O Dr. Luís Cangueiro é proprietário do Museu da Música Mecânica, em Arraiados, onde expõe, como colecionador, uma das mais importantes coleções de instrumentos mecânicos do mundo. Transmontano não esquece a sua aldeia natal nem a casa senhorial onde habitou com os pais, nem as brincadeiras de infância. Foi alferes na tropa que cumpriu em Moçambique. Tem esperança que o mundo possa vir a ser melhor e, para si a crise só se resolve com uma maior compreensão entre as pessoas. Sente-se de bem consigo e não dispensa um bom prato típico da sua terra, as Casulas com Butelo.

 

Como foi a sua infância?

Sou natural de uma aldeia de Miranda do Douro, chamada Prado Gatão. Tenho memórias muito felizes da minha infância. Costumo dizer que nasci em berço de ouro numa casa senhorial de uma madrinha que era como se fosse a minha segunda mãe. Brincava com os miúdos da aldeia. Aprendíamos tudo como a raiola, a bilharda, o berlinde e outras brincadeiras. Eu era o único rapaz que tinha um triciclo. Naquela casa tínhamos 6 criados e 2 criadas. Era uma casa muito abonada, típica de aldeia. O meu pai era o feitor e a minha mãe era a pessoa que se encarregava da casa.

 

O primeiro amor…

Apaixonei-me e casei com a minha mulher.

 

E o primeiro emprego…

Na tropa, onde fui alferes. Estive dois anos na metrópole e dois anos em Moçambique. Ganhava à volta de dois mil escudos por mês.

 

Como é a sua casa? Como a define?

É uma casa que corresponde aquilo que pretendia quando era mais novo. É muito grande com 10 assoalhadas, em Almada, que me faz lembrar a minha casa da aldeia. É o meu porto de abrigo e está bem localizada numa zona sossegada. Fica ao lado de Lisboa.


O que pensa do Mundo?

O mundo é algo que nos faz pensar na medida em que todos os dias tomamos conhecimento das situações que não são próprias do ser humano. Devia de haver maior entendimento entre os povos. Olho para o mundo com mágoa e apreensão mas sempre com esperança que possa vir a ser melhor.

 

Sente-se realizado humana e profissionalmente?

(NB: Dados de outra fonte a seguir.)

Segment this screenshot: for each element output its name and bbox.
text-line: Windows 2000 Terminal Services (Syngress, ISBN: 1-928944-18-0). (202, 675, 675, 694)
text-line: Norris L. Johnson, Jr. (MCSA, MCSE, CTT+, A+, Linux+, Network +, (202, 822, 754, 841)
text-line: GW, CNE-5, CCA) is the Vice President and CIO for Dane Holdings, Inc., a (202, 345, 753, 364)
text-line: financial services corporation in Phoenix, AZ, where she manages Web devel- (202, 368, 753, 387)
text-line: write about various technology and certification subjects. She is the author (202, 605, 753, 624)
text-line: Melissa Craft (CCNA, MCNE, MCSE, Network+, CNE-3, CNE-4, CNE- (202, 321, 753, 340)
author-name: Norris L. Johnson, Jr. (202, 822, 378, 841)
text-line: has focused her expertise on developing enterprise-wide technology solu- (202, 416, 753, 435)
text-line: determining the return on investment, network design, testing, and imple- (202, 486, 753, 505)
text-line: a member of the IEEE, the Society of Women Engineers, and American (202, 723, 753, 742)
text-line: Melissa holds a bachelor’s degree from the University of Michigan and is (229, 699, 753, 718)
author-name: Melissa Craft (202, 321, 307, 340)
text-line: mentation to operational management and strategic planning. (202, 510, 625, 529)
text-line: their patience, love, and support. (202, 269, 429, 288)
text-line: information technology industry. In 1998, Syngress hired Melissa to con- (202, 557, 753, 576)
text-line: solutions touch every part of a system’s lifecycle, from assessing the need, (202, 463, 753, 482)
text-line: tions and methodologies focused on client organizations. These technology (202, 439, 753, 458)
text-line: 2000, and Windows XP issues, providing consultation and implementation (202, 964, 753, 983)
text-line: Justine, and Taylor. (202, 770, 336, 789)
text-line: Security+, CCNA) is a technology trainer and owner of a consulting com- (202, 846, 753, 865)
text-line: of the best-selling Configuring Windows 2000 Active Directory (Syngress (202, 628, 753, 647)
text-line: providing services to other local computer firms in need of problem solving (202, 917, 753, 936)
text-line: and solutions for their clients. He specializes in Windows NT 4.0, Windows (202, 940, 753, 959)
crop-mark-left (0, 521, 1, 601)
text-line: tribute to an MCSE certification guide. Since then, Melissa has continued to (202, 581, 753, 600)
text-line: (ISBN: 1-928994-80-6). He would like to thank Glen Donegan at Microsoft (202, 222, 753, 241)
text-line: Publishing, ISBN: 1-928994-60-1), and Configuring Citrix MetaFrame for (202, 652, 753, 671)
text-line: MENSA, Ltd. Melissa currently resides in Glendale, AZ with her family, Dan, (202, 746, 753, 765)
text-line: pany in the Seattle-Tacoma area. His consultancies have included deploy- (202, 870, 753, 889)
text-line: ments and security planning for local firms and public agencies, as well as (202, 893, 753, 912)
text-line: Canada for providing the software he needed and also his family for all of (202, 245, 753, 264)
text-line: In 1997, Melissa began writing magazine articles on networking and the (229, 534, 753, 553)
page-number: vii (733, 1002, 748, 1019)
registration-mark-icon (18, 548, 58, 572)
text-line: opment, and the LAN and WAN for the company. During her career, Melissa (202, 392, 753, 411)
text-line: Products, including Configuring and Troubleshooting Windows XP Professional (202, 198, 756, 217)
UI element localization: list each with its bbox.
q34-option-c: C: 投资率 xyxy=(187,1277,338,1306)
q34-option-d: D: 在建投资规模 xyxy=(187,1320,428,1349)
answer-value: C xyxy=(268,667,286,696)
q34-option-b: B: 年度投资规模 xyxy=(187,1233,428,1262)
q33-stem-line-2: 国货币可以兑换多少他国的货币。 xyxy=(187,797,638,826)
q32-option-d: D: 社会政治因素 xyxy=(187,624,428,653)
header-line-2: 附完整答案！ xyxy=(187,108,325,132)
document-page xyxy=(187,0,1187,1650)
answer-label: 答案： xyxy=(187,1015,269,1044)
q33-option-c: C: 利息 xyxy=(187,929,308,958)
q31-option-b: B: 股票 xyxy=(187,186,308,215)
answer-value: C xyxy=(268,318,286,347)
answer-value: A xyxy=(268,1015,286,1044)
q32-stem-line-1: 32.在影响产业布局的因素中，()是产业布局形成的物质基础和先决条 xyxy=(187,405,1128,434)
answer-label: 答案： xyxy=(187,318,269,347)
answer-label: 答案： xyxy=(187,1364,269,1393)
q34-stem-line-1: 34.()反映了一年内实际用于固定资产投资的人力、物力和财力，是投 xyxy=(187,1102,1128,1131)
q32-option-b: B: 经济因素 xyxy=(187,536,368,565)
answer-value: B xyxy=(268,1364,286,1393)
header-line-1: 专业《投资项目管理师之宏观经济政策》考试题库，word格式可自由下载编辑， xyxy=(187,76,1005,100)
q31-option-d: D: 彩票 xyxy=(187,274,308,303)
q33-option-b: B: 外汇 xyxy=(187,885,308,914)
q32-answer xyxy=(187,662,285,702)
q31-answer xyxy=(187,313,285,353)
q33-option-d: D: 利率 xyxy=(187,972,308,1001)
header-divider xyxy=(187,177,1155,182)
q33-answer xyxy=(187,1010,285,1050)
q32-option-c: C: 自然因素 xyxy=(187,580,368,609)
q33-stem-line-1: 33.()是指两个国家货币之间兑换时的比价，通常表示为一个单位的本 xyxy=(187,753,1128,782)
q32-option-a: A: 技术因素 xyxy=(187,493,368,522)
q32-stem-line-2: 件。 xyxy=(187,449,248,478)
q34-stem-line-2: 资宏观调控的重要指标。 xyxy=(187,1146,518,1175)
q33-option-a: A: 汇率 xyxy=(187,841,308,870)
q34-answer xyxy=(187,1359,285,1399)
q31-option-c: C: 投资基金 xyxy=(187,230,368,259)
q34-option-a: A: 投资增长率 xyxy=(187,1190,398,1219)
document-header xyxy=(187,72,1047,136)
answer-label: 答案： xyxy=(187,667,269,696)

Sinto-me, perfeitamente. De facto atingi sempre os objetivos a que me propus. Este meu museu é o maior projeto da minha vida e está concretizado. Tenho filhos, escrevi o livro e plantei a árvore.

 

Como se resolve a crise?

Com maior compreensão entre as pessoas e com mais humanidade que tanto falta no mundo.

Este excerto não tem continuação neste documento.